Doubts Even Here. People without depth will say this song sounds like something from Closer and leave it at that. A few bars of military tom toms march until the meltingly beautiful figure of contrary motion begins on the keyboards. This will be almost the entirety of the song's harmonic structure, a procession of insistent epic of the strings and a building interplay between the bass and guitars both tightens and expands. Three verses of imagery that might well be Hook's statement of grief but also contain anger which could apply to a world beyond that. And then something happens at the end. Hook sings a three note melody rising to a minor third as the harmonic structure changes from modal to diatonic. Instead of the lower voice returning to C it falls to A which changes the emotional tone immediately from the worrying intensity of the verses to something more grinding and tragic. Also, as this is happening we hear new member Gillian Gilbert speaking. Sometimes in collision with Hook's singing and sometimes between lines. It can be very difficult to work it out. I don't really want to do this as the mystery of it adds so much to the emotional weight of the song. Then again, when I found this out it adds to it.
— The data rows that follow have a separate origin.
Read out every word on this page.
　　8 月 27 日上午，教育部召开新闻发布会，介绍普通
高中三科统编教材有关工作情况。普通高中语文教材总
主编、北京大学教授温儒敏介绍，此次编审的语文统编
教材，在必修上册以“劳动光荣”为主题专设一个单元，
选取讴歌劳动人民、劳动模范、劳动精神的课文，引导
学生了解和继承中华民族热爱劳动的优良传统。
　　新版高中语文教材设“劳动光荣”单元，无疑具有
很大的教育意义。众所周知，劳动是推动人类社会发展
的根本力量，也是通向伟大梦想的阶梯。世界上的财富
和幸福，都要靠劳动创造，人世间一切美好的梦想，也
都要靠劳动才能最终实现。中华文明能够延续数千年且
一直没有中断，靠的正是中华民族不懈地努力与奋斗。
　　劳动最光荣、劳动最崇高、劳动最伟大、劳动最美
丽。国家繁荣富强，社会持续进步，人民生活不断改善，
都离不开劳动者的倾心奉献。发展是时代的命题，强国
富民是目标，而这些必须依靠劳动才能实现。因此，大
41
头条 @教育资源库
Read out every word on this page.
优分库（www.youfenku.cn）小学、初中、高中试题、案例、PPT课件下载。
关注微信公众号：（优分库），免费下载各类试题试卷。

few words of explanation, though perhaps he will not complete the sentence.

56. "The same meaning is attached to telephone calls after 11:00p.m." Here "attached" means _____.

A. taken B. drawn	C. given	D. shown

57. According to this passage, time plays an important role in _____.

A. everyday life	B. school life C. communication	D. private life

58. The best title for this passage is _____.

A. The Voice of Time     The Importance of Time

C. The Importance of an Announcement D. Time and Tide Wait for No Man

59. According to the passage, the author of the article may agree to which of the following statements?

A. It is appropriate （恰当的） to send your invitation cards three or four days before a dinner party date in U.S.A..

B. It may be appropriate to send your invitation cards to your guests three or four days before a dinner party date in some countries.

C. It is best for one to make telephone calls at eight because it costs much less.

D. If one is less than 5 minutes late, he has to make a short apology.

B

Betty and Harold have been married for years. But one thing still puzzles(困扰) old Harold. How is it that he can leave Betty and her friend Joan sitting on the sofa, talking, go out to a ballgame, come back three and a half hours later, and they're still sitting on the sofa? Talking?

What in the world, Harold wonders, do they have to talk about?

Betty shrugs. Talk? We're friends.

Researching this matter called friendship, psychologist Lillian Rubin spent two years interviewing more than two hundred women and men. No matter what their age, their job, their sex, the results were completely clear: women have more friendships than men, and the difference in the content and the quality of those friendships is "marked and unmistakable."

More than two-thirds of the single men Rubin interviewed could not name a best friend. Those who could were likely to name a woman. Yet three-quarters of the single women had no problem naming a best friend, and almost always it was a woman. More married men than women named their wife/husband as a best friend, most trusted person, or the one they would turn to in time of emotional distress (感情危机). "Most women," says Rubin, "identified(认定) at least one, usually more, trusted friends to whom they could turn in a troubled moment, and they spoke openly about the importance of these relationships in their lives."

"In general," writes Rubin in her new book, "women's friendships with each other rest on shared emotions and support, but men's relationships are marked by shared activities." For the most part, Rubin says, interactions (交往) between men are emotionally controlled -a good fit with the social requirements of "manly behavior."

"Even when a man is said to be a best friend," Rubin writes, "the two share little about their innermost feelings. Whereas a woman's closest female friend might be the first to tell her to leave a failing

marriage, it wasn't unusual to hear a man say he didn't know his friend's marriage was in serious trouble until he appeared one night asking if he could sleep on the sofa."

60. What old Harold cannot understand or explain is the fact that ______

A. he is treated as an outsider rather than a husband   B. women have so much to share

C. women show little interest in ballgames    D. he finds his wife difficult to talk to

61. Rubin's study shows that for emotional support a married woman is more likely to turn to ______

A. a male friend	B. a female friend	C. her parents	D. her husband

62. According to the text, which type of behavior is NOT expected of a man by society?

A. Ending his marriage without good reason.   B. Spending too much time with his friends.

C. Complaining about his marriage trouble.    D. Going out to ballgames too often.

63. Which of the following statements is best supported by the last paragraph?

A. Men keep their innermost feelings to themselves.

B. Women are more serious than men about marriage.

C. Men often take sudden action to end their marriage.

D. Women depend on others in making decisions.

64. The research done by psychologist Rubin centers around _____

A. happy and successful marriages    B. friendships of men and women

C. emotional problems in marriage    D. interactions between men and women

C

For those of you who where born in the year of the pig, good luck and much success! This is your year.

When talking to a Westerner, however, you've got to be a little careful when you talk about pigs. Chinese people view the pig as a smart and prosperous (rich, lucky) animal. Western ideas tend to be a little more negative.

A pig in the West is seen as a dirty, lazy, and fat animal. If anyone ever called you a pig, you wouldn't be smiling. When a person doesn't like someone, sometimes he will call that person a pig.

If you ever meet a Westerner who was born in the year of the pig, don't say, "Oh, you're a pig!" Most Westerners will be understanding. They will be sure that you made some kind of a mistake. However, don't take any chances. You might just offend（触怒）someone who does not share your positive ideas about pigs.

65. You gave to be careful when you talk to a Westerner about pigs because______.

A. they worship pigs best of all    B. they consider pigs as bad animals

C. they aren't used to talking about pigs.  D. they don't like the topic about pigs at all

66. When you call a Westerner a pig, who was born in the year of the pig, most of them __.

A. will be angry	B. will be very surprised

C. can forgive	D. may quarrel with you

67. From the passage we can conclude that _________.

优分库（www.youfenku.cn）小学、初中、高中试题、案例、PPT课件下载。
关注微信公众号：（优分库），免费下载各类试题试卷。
Gillian is reciting the seventy-seventh Psalm which is an odd piece of work that goes like this:

I was dazed and I could not speak.

My thoughts went back to times long past.

I remembered forgotten years.

All night long, I was in deep distress.

As I lay thinking, my spirit was sunk in deep despair.

Will the Lord reject us for evermore and never again show favour?

Has his unfailing love now failed us utterly?

Must his promise time and again be unfullfilled?

Has God forgotten to be gracious?

Has he in anger withheld his mercies?

But then, O Lord, I call to mind thy deeds.

I recall thy wonderful acts in times gone by.

Weirdly, if you read this while listening to the song her voice seems to sound completely clear.

Denial closes the album with more heavy tom toms, churning guitars and a faceless vocal from Bernard with words about a failure to communicate or perhaps even to understand and act in prevention. "It's just something I know. The answer's not there. It comes and it goes and it frightens me." And then, finally: "time worked so well upon us, inside of me, inside my soul." The intensity ends only when the song does and it does so suddenly without lingering. Album over.

Of course the death of their friend by suicide was going to affect them deeply and find its way into their music. The effect of this is strange considering where this band had come from. While Ian Curtis with his stormcloud of a voice was absent from the sound and replaced by voices that often sounded cowed by self consciousness and thick emotion his death dominated their first long statement. Recall that, apart from anything else, they were writing about someone who was distinct from the one the fans thought they knew, distinct even from the one they believed they themselves knew. Recall, too, that these were people in their early twenties who were channelling into their skill an event of crushing impact with a perplexing origin and a series of increasingly complex shockwaves into the culture. 

But this is not a concept album, not, at any rate, the way that The Wall was a concept album. It's still poignant to think that in the midst of the bizarre cult-like mourning of Ian Curtis from the groundswell the band's own compulsion to make statements like this found a setting in a changing sound. As rapidly as they were developing it's notable how little this record resembles Joy Division. What it does sound like is a transformation the ex Joy Division go into the studio and come out as New Order. That's far deeper a change than the band that created Ceremony which even bore the Joy Division byline on the label. None of their records, their albums or their epic 12 inch singles sounded anything like this again. So, there they were at the station, talked about the only thing they could talk about, and when the train came they got on and never came back.